|Assessment of Strategies for the Reduction of Cesarean Section Rate in Iranian and Foreign Studies: A Narrative Review|
|Sedigheh Hasani Moghadam1, Fatemeh Alijani2, Nastaran Bagherian Afrakoti3, Maryam Bazargan4, Jila Ganji5,6|
|1Department of Midwifery, Student Research Committee, Mazandaran University of Medical Sciences, Sari, Iran
2Department of Reproductive Health and Midwifery, School of Nursing and Midwifery, Mazandaran University of Medical Sciences, Sari, Iran
3Master Student in Midwifery Counselling, Mazandaran University of Medical Sciences, Sari, Iran
4Bachelor of Midwifery College of Nursing and Health Sciences Flinders University, GPO BOX 2100, Adelaide, South Australia
5Sexual and Reproductive Health Research Center, Mazandaran University of Medical Sciences, Sari, Iran
6Department of Reproductive Health and Midwifery, Nasibeh Faculty of Nursing and Midwifery, Mazandaran University of Medical Sciences, Sari, Iran
IJWHR 2021; 9: 238-248
Viewed : 345 times
Downloaded : 490 times.
Keywords : Effective intervention, Cesarean section reduction strategy
|Full Text(PDF) | Related Articles|
Objectives: This study was conducted aiming at exploring strategies for reducing cesarean section (C-section) in Iranian and foreign studies.
Materials and Methods: The present study was carried out using a matrix approach and searching keywords including “Cesarean”, “Effective Intervention”, and “Cesarean Section Reduction Strategy” to find studies (2000-2019) in databases such as PubMed, SID, Science Direct, Google Scholar, and WHO.

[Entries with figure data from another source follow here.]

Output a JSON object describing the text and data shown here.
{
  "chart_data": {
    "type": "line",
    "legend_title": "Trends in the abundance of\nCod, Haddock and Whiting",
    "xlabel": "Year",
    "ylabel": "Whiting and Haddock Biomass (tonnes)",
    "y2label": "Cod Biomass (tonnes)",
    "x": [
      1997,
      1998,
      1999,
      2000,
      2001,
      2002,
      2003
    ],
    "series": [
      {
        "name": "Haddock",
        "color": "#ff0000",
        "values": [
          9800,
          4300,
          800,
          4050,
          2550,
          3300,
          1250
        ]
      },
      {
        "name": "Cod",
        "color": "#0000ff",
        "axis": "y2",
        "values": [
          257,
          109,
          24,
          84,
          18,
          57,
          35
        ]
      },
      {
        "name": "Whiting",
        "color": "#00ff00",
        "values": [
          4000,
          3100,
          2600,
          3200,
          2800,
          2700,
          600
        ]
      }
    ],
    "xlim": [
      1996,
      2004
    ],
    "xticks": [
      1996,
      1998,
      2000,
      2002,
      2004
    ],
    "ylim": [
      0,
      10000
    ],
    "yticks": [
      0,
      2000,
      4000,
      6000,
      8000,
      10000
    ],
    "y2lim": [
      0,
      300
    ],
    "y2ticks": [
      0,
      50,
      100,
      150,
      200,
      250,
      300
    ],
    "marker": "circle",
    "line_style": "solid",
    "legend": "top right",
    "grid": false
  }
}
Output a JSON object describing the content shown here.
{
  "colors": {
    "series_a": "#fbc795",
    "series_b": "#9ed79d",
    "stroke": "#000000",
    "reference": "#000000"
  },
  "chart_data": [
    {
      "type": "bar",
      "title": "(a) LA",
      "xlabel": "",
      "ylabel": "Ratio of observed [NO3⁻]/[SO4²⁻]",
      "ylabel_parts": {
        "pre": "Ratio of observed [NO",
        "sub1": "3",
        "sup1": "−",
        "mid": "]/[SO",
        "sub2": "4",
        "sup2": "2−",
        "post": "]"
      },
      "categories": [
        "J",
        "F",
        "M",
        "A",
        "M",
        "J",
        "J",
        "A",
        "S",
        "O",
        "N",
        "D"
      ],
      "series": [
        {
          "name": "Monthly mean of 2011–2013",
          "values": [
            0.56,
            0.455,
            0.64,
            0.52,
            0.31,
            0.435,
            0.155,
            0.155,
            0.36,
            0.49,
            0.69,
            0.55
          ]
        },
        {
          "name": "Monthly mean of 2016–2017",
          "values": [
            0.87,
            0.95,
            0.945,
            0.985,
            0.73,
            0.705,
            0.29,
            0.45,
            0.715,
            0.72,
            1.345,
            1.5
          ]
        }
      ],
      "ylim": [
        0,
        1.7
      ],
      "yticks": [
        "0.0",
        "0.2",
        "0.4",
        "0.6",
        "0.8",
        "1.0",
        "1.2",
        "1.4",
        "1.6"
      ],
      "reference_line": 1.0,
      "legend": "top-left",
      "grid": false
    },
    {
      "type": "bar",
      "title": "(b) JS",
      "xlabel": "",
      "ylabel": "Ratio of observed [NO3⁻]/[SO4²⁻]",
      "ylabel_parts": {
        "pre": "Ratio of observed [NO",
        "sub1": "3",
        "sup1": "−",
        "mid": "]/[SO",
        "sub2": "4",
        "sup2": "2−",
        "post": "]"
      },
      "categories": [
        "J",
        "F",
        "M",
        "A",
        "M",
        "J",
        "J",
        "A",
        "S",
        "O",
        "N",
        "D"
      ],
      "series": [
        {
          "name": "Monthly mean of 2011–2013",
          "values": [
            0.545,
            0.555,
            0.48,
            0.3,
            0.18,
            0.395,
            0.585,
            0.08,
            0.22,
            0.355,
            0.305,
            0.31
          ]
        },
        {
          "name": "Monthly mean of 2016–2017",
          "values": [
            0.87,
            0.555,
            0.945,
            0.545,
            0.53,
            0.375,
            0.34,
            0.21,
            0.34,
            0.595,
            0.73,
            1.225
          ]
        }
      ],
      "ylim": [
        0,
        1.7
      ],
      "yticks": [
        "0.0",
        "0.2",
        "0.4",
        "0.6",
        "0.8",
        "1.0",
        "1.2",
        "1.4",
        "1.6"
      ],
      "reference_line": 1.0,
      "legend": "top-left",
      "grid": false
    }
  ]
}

Results: CS reduction strategies were classified into 3 categories of psychological, clinical, and structural-policy interventions. The first category supports women throughout labor and childbirth by the midwife, doula, coping skills with fear and pain of labor, changes in the attitudes of service providers and pregnant women. Clinical interventions include vaginal birth after CS, vaginal breech delivery, external cephalic version (ECV) for breech presentation, encouragement of service providers into intermittent auscultation for the fetal heart rate instead of continuous electronic fetal monitoring (EFM), and training of service providers, pregnant woman, and her family. The last category encompassed managing insurance and financial services, receiving one-to-one care and midwifery care throughout active labor, and updating policy of labor induction in post-term pregnancy, as well as women’s admission policy with cervical dilatation of more than 4 cm with regular uterine contractions, active team care in labor, and auditing and feedback.
Conclusions: It seems that multi-dimensional interventions are required to reduce the CS rate. Concerning some of the strategies (e.g., ECV), it is suggested that further research should be performed by addressing the limitations and drawbacks of previous studies before applying clinical procedures due to contradictory results.